Il est fait grief à l'arrêt attaqué d'avoir débouté Mme O... de sa demande en condamnation du GIE Tourcom à lui payer la somme de 3 974,65 euros à titre d'indemnité pour non-respect de la procédure de licenciement ;

AUX MOTIFS QUE « contrairement à ce que soutient la salariée au visa de l'article L1232-2 du code du travail prescrivant un délai minimum de cinq jours ouvrables entre la convocation à l'entretien préalable et celui-ci, le GIE Tourcom a satisfait à cette exigence dès lors que sa lettre de convocation du lundi 16 décembre 2013 remise en main propre à Mme U... O... a fait courir ledit délai jusqu'au samedi 21 décembre inclus et que l'entretien, passé la journée du dimanche 22 décembre, a ainsi pu normalement être organisé et tenu le 23 décembre suivant.
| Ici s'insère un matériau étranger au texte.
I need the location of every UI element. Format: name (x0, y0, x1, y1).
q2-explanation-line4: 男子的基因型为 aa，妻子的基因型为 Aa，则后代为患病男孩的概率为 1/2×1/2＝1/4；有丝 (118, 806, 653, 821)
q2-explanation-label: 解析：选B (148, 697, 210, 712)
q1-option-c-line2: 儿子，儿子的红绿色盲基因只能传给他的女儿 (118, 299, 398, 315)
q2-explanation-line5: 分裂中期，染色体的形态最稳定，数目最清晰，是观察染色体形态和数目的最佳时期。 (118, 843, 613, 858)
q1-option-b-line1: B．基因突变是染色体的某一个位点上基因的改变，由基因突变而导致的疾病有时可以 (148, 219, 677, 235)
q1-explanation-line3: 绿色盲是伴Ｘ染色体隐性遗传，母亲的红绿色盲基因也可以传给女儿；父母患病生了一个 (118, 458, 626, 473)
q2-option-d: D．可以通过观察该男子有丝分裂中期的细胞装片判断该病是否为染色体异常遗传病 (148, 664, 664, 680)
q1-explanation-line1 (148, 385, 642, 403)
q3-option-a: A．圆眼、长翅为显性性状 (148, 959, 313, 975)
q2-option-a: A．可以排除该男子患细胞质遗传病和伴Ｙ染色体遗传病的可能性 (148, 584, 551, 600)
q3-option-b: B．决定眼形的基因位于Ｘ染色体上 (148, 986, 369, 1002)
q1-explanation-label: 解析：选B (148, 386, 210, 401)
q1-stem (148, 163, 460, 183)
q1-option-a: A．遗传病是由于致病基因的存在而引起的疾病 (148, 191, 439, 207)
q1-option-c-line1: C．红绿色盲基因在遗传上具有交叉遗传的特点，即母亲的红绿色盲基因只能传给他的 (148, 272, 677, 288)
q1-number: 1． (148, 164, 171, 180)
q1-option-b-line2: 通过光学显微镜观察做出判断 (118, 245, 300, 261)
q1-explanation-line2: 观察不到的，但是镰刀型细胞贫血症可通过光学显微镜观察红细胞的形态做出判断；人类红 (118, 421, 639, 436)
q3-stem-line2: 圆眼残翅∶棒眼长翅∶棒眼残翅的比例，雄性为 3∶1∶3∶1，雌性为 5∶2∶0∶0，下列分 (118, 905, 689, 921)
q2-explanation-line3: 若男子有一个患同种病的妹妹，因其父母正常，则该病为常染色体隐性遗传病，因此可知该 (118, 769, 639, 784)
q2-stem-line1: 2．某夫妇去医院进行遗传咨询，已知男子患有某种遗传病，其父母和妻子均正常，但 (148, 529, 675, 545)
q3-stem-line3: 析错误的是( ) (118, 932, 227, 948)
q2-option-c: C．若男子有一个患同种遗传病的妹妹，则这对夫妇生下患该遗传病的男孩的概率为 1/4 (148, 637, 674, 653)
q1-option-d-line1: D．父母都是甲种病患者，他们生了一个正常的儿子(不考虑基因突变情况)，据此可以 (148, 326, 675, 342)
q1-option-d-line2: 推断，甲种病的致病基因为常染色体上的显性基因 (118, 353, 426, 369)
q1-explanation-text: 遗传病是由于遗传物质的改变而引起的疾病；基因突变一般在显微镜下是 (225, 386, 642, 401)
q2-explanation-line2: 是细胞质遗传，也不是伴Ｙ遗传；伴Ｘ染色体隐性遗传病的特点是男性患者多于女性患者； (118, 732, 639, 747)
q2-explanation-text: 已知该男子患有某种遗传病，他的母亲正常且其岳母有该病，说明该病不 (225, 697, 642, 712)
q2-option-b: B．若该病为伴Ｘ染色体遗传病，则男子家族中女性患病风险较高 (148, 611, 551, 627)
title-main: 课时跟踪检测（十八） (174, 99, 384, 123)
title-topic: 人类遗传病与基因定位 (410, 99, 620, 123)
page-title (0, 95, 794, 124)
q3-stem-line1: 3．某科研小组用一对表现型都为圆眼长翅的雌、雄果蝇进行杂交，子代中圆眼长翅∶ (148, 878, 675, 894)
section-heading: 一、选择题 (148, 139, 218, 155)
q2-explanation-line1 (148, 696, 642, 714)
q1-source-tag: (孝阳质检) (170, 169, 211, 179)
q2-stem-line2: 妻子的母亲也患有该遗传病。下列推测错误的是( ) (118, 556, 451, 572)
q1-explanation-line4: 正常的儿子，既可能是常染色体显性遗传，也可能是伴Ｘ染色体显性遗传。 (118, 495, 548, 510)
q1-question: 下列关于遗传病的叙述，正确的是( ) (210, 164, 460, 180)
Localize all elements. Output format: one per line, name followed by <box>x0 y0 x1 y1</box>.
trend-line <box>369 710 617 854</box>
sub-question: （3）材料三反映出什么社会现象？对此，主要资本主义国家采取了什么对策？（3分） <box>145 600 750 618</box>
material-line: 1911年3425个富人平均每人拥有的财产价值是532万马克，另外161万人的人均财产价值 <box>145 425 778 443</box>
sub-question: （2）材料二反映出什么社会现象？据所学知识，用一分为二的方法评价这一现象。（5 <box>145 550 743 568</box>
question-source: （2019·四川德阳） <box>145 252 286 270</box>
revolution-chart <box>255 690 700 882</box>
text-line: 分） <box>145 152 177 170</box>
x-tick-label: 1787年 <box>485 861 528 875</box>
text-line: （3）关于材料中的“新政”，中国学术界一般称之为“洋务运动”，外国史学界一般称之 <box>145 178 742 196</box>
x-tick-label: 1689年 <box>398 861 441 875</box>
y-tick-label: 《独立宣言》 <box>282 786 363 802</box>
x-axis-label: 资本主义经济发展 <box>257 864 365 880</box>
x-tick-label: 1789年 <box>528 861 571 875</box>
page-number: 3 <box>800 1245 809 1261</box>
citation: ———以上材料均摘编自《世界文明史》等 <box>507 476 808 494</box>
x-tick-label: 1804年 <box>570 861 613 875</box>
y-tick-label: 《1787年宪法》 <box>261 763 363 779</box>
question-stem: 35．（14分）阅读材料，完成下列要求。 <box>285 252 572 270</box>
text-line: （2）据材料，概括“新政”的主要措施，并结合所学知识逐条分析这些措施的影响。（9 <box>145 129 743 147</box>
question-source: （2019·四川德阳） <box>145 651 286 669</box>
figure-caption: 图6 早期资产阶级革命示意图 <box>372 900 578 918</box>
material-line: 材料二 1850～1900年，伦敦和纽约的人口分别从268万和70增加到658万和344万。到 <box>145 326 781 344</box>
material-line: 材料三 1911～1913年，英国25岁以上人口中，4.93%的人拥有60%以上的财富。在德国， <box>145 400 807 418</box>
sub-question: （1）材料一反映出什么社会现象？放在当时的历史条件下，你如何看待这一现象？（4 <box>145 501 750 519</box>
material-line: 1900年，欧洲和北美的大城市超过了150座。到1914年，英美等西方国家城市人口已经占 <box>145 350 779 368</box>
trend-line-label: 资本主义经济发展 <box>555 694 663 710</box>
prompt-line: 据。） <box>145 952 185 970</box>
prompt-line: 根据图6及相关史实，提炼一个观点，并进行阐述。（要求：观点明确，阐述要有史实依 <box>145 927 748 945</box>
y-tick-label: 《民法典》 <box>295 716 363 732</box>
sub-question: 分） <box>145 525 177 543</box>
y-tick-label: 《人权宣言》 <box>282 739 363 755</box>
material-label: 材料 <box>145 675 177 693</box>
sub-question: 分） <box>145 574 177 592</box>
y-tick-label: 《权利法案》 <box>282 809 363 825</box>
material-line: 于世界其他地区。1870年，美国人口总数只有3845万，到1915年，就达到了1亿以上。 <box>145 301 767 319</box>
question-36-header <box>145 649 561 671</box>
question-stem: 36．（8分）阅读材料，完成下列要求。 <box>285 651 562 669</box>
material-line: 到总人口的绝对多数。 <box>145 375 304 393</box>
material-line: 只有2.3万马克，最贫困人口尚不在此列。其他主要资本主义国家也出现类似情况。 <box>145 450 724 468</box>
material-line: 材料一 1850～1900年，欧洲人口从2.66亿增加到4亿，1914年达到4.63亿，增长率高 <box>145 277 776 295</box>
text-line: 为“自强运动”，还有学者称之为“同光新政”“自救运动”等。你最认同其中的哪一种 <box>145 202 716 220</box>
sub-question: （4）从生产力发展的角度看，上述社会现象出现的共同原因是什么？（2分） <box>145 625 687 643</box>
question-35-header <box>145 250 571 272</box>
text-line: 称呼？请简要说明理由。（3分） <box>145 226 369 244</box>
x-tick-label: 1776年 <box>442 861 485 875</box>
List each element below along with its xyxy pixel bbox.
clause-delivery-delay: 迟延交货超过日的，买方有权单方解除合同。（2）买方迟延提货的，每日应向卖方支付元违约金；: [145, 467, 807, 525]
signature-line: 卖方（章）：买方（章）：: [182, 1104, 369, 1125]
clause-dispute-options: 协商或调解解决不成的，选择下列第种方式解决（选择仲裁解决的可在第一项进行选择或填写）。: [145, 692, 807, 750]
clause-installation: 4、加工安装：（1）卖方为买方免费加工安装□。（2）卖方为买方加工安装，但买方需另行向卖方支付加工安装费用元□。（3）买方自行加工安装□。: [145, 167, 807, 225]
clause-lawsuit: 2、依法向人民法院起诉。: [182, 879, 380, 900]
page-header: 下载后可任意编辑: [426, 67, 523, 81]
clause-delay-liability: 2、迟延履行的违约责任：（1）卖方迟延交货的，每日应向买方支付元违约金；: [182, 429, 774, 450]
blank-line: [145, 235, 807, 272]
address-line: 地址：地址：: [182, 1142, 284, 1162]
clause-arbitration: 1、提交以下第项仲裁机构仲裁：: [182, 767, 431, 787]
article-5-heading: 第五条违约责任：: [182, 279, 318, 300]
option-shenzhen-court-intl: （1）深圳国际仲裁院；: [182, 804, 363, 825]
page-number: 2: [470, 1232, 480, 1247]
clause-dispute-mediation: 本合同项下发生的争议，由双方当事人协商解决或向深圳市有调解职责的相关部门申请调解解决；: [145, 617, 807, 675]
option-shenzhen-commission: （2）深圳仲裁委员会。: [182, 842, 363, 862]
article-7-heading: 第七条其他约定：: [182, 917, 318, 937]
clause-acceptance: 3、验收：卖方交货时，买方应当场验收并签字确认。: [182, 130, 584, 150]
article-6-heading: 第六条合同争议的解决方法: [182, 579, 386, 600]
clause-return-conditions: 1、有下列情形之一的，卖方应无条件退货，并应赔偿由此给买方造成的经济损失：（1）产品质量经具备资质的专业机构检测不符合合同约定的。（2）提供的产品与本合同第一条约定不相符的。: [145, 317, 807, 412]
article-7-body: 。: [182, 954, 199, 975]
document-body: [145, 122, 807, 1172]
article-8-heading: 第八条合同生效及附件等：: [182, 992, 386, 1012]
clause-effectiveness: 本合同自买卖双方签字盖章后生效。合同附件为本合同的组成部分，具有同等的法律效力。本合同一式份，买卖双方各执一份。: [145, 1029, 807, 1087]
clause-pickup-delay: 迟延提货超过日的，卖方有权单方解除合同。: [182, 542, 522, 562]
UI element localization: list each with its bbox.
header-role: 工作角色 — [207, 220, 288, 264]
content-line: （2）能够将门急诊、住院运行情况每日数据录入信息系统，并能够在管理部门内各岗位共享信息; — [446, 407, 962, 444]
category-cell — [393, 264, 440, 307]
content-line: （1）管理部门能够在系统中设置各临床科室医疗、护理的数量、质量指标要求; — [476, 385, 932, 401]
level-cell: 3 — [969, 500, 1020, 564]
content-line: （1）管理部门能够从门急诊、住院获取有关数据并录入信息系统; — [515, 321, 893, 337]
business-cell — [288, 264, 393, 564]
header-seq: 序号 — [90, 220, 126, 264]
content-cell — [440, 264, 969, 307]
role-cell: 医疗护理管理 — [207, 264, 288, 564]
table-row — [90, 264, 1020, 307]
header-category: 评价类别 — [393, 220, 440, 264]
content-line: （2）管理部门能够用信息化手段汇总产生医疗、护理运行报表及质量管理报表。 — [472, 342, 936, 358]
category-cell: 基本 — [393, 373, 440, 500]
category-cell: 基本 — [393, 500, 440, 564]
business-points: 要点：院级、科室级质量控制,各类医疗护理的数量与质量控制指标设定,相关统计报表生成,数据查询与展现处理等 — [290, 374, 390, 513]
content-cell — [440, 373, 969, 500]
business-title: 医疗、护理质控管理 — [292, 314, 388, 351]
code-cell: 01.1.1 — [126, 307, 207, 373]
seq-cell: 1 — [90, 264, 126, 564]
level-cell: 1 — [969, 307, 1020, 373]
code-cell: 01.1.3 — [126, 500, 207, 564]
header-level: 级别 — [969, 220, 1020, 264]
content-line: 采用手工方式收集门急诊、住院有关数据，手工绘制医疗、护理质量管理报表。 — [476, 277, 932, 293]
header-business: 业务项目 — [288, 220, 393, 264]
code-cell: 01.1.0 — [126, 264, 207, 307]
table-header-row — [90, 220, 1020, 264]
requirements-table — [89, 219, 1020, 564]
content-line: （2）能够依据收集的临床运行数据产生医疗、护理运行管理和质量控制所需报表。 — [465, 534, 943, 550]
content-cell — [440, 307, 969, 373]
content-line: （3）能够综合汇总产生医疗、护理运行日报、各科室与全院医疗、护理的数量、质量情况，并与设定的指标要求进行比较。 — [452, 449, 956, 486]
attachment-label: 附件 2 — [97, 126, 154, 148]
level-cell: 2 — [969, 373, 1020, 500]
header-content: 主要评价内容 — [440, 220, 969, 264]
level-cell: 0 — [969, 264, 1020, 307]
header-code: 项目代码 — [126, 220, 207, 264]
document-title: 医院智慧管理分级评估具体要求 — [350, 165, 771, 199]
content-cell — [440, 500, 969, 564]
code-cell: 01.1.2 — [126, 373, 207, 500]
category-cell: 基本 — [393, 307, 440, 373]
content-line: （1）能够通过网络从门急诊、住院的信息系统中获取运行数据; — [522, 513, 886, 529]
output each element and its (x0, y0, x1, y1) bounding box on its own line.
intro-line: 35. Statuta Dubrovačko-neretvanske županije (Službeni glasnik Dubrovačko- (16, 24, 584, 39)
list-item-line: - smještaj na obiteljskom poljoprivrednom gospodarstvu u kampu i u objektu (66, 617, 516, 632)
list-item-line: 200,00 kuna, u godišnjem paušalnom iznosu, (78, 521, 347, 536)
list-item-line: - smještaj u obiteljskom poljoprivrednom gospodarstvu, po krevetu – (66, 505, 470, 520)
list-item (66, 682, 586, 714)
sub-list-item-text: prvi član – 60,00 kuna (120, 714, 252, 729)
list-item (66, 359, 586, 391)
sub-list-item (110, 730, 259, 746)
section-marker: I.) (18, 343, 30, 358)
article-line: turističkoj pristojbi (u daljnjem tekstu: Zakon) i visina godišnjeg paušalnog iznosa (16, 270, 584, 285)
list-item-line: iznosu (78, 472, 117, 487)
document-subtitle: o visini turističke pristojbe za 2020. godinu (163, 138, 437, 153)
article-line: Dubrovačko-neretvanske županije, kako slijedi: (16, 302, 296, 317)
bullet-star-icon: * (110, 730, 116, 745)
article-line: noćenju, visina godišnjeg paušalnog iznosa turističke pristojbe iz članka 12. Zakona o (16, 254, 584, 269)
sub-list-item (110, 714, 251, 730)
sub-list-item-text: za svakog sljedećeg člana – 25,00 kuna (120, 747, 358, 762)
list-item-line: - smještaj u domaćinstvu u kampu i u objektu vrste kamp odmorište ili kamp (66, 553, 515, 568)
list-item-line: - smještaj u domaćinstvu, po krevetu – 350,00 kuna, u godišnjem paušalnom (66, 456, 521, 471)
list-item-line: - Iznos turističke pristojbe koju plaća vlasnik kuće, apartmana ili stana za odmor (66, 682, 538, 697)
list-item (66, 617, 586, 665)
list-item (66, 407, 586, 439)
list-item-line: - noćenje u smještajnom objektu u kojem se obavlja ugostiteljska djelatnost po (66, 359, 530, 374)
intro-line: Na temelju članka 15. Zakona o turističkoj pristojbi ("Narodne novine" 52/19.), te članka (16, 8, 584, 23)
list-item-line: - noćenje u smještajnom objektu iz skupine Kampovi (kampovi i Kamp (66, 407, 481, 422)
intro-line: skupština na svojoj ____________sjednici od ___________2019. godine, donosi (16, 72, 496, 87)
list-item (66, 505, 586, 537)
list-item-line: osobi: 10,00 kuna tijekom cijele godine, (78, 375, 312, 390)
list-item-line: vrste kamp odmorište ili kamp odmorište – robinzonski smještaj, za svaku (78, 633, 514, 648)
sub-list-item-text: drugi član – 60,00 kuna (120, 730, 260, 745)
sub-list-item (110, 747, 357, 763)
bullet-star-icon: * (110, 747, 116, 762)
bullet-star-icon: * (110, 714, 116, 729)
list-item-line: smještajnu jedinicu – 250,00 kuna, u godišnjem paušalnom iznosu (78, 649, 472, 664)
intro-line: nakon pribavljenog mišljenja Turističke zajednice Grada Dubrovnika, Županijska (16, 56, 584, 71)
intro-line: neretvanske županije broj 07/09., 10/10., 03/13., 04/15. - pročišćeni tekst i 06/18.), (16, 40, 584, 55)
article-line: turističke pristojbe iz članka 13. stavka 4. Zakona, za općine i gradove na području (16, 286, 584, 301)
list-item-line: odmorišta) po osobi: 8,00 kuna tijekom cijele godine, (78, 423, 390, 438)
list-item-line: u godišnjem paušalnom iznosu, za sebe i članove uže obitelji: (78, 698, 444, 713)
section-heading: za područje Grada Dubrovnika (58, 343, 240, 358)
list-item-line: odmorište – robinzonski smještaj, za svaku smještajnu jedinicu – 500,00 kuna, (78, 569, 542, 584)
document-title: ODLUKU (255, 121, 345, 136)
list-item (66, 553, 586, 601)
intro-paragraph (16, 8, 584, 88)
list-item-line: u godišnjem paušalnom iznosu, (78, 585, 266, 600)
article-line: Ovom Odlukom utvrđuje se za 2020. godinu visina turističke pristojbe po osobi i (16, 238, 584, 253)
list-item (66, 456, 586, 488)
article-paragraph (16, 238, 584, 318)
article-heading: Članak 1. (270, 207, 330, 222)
Ajoutant au jugement déféré du conseil de prud'hommes de Paris qui n'a pas statué sur ce chef de demande, bien qu'il en ait été valablement saisi, il convient de débouter Mme U... O... de sa demande indemnitaire afférente (3 974,65 euros) » ;

ALORS QUE l'article L1232-2 du code du travail dispose que l'entretien préalable au licenciement du salarié ne peut avoir lieu moins de cinq jours ouvrables après la remise en main propre de la lettre de convocation à l'entretien ; que conformément à l'article R1231-1 du code du travail, ce délai qui expirerait normalement un samedi est prorogé jusqu'au premier jour ouvrable suivant ; qu'en vertu de l'article 641 du code de procédure civile, le jour de l'événement qui fait courir le délai ne compte pas ; qu'il résulte de ces dispositions que, pour préparer sa défense, le salarié doit disposer d'un délai de cinq jours pleins entre la remise de la lettre de convocation et l'entretien sans prise en compte ni du jour de cette remise ni du jour d'expiration du délai lorsque celui-ci est un samedi ; qu'en l'espèce, en jugeant que l'entretien préalable de Mme O... avait valablement eu lieu dès le lundi 23 décembre 2013 quand il ne pouvait avoir lieu avant le mardi suivant le samedi 21 décembre 2013, jour où le délai de cinq jours expirait normalement, dès lors que la lettre de convocation lui avait été remise le lundi 16 décembre 2013, la cour d'appel a violé les textes susvisés.